68. With regard to the first point, it is common knowledge that it is the adverse terms of their international trade that has seriously hampered the progress of our countries. There is still a tremendous and lamentable lack of understanding oil the part of the developed countries of the terms on which their trade relations with the developing countries are carried out, and unfortunately this spirit does not seem to have changed. The whole economic orientation of international trade and industrial production is designed to make things more difficult for the countries which live, precariously from the proceeds of their basic products, the prices of which decrease from day to day on the international market while the prices of manufactured products increase.

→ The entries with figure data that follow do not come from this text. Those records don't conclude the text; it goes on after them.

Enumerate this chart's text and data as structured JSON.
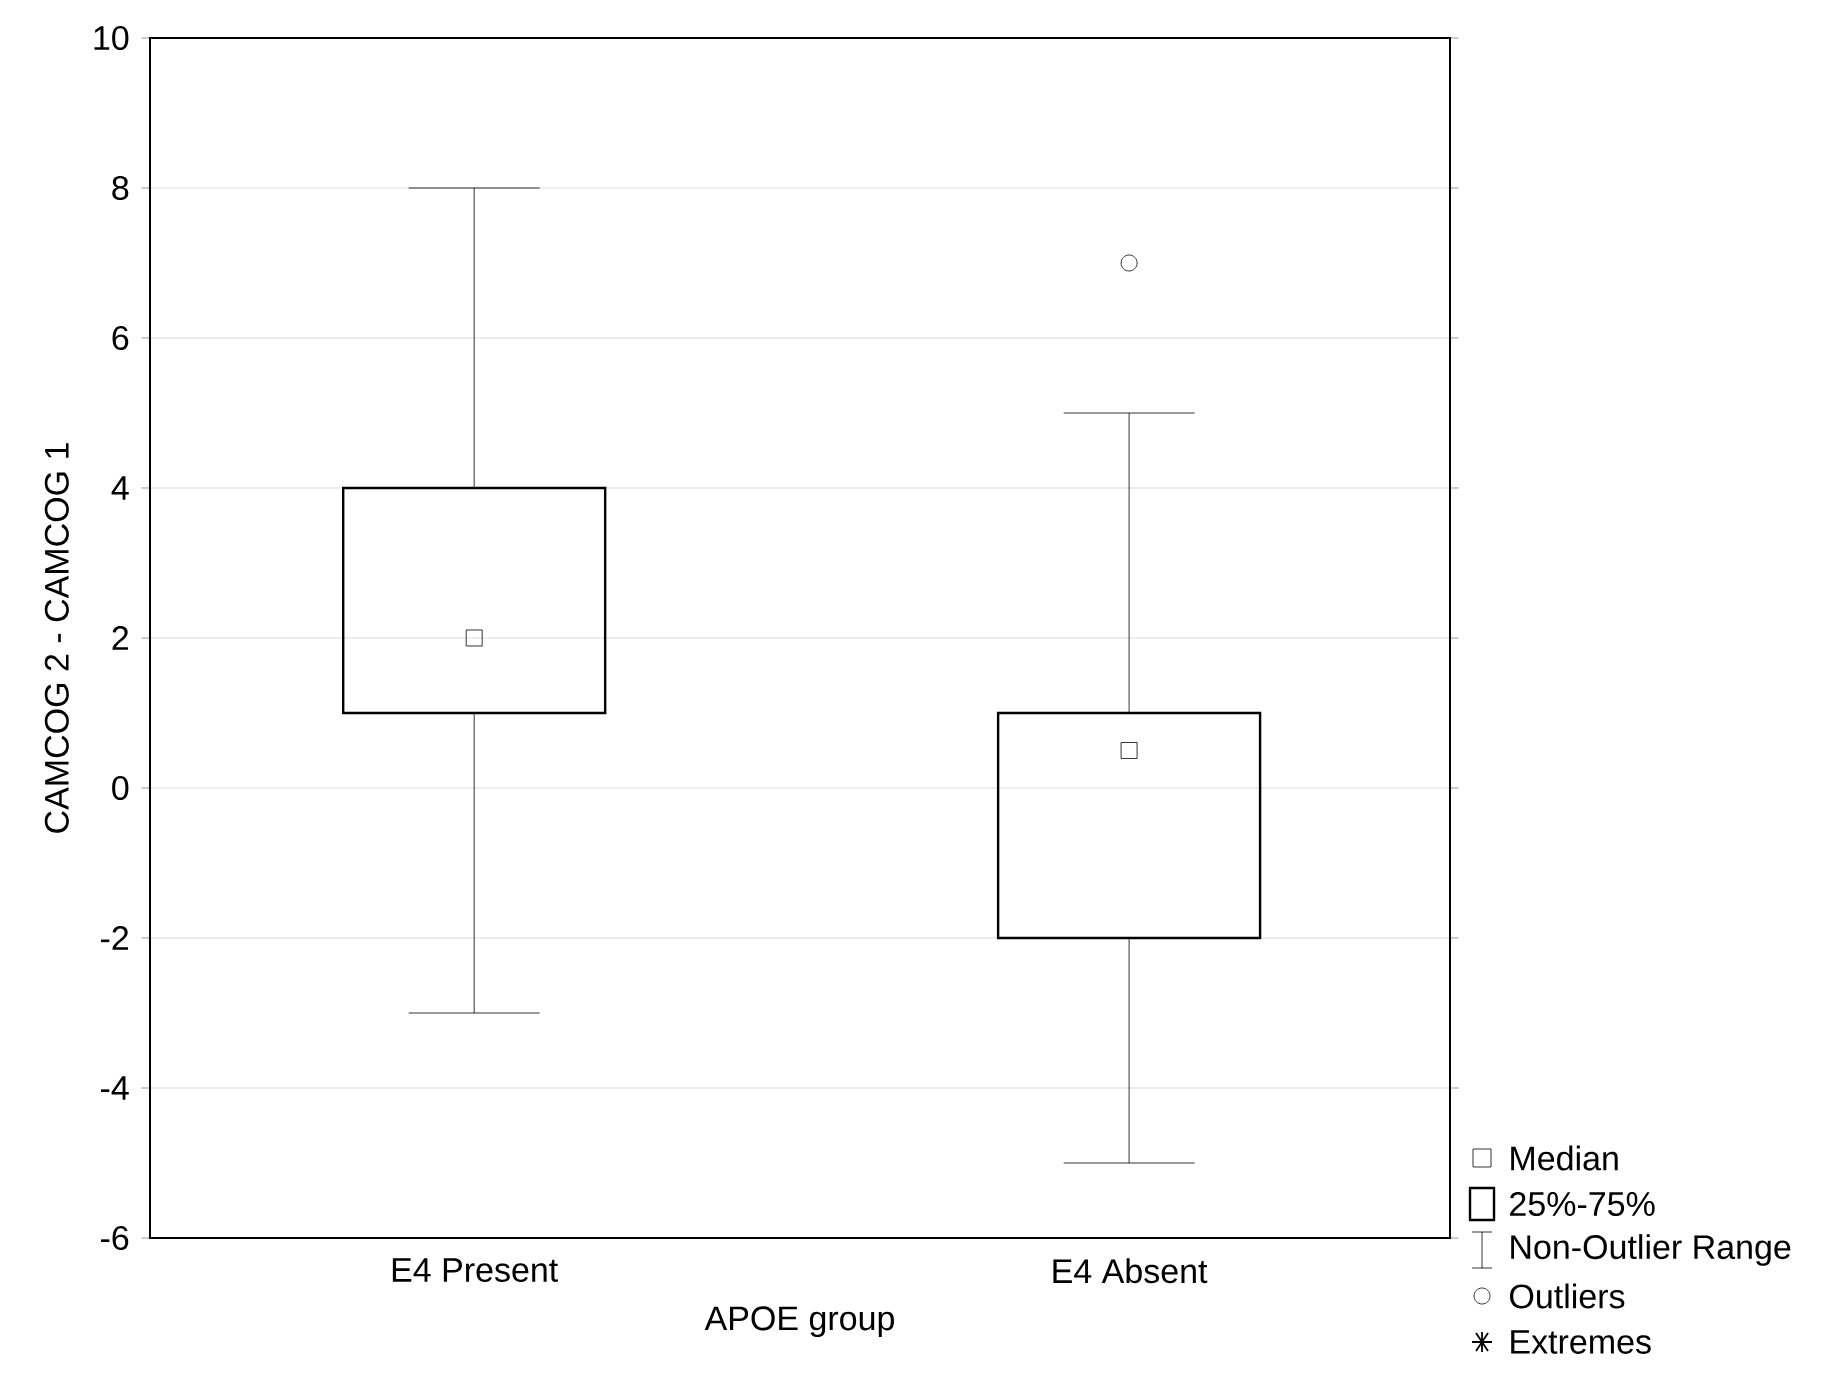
{
  "chart_data": {
    "type": "box",
    "xlabel": "APOE group",
    "ylabel": "CAMCOG 2 - CAMCOG 1",
    "categories": [
      "E4 Present",
      "E4 Absent"
    ],
    "boxes": [
      {
        "low": -3,
        "q1": 1,
        "median": 2,
        "q3": 4,
        "high": 8
      },
      {
        "low": -5,
        "q1": -2,
        "median": 0.5,
        "q3": 1,
        "high": 5,
        "outliers": [
          7
        ]
      }
    ],
    "ylim": [
      -6,
      10
    ],
    "yticks": [
      -6,
      -4,
      -2,
      0,
      2,
      4,
      6,
      8,
      10
    ],
    "grid": "y",
    "annotations": [
      "Median",
      "25%-75%",
      "Non-Outlier Range",
      "Outliers",
      "Extremes"
    ]
  }
}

69. Recently, in an important article by Josué de Castro, attention was drawn to the impressive fact that, at a time when the external aid given by the industrialized countries to the developing countries amounted, at the most, to an annual total of $8,000 million, the military budgets of those countries amounted to more than $150,000 million. The author of the article said that the comparison between those two figures was the most serious indictment of the policy of the great Powers. For a world in which the elementary needs for food, housing and clothing are calling more and more urgently for some relief, even temporary, it is a source of perpetual resentment to see such extraordinary sums invested in armaments, military equipment and powerful offensive devices. And, worst of all, while that expenditure tends to increase, the money invested in external aid is daily growing less. Moreover, external aid is granted on a bilateral basis and in such circumstances it is generally the political and economic interests of the country granting the aid that prevail over the real needs of the recipient country. Thus the developing countries are placed in a position of inferiority and insecurity.

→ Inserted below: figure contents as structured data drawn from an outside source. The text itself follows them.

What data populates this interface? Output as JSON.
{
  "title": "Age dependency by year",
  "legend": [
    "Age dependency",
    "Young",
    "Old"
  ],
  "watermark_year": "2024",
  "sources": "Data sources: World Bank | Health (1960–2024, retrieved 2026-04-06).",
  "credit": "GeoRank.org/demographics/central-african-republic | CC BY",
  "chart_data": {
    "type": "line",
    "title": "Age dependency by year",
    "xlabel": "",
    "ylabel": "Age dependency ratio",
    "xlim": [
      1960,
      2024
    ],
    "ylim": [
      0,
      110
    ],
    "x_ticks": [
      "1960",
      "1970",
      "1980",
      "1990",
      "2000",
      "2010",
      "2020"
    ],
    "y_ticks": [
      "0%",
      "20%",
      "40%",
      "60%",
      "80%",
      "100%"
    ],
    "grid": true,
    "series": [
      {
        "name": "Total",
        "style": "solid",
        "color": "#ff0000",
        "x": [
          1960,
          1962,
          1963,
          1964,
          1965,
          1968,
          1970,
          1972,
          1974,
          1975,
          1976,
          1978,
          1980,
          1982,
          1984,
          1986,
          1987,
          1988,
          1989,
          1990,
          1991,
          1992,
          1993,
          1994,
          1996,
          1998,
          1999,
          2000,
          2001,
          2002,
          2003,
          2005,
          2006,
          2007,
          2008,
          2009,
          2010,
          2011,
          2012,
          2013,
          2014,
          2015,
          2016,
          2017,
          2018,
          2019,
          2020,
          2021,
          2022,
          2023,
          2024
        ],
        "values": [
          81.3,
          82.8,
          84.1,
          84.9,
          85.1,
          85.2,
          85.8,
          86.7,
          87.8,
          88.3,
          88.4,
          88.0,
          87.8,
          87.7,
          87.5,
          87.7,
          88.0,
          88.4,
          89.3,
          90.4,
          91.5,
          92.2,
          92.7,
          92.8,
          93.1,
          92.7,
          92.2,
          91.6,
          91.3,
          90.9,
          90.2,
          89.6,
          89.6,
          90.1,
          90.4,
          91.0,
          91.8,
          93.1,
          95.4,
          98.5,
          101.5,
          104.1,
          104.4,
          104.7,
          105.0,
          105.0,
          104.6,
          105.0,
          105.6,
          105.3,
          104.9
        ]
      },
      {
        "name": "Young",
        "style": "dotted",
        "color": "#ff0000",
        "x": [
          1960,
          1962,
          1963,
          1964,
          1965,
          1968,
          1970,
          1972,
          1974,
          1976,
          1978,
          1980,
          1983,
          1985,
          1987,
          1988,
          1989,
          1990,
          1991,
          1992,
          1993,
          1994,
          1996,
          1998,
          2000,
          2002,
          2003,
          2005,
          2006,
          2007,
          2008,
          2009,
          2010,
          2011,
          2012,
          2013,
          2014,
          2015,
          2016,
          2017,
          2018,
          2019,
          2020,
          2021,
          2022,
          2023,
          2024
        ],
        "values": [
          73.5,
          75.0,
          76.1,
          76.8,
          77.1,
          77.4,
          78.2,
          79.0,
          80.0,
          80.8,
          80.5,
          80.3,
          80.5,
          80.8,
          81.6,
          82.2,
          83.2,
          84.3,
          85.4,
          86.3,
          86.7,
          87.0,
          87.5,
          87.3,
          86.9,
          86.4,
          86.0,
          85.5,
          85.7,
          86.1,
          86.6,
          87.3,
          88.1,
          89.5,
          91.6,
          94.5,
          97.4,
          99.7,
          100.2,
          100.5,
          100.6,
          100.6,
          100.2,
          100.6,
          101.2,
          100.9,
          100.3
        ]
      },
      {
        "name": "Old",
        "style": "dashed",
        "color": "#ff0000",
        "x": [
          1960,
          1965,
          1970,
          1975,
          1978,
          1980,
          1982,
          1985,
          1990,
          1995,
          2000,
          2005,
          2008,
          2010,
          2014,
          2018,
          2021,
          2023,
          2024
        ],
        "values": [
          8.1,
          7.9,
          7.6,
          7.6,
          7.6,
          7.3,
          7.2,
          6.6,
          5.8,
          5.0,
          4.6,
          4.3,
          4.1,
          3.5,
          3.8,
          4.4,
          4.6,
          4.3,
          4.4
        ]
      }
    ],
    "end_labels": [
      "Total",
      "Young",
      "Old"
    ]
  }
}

70. Thousands of voices have been raised in denunciation of this tremendous injustice, which is growing greater with every day that passes. Today the world has before it the spectacle of great prosperity on one side and poverty on the other. Such a world cannot and must not continue — and it certainly will not continue for many years. In his splendid encyclical Populorum Progressio of 26 March 1967, Pope Paul VI gave the leaders and the people of all nations a counsel that we must not forget and that I shall venture to quote to you:
"The same duty of solidarity that rests on individuals exists also for nations: 'Advanced nations have a very heavy obligation to help the developing peoples'...Given the increasing needs of the underdeveloped countries, it should be considered quite normal for an advanced country to devote a part of its production to meet their needs.”

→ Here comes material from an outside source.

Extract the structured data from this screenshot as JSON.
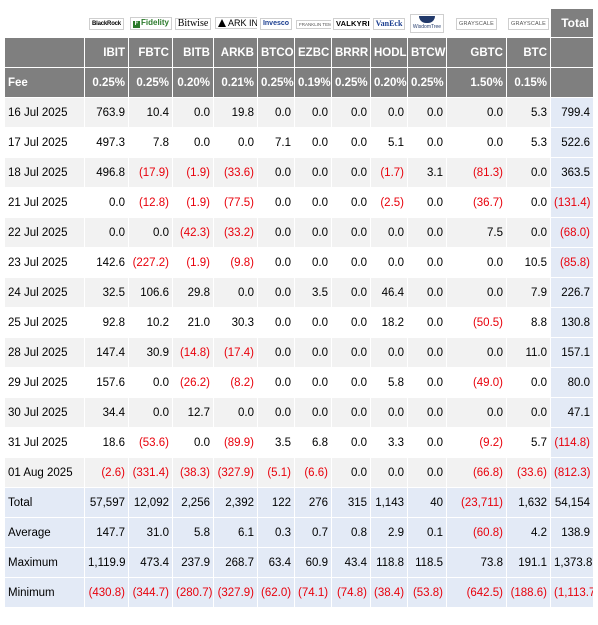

71. As this new session of the General Assembly opens, my country expresses the hope that we may reach fundamental agreements on the real and more acute problems facing the nations, that we may find suitable ways of settling disputes, that we may work out sound ways of relieving human suffering, eradicating violence and banishing fear, that each human being may gain some degree of well-being-, however small. As mankind grows and science advances, producing the wonders that civilization has placed before our astonished eyes, the ideal of justice becomes more elusive. But we must not resign ourselves to that fact: it is our duty, in the light of our grave responsibility as leaders of our respective countries, to fight stubbornly and tirelessly, undaunted by the most formidable obstacles, to build a future of prosperity for man in a world at peace.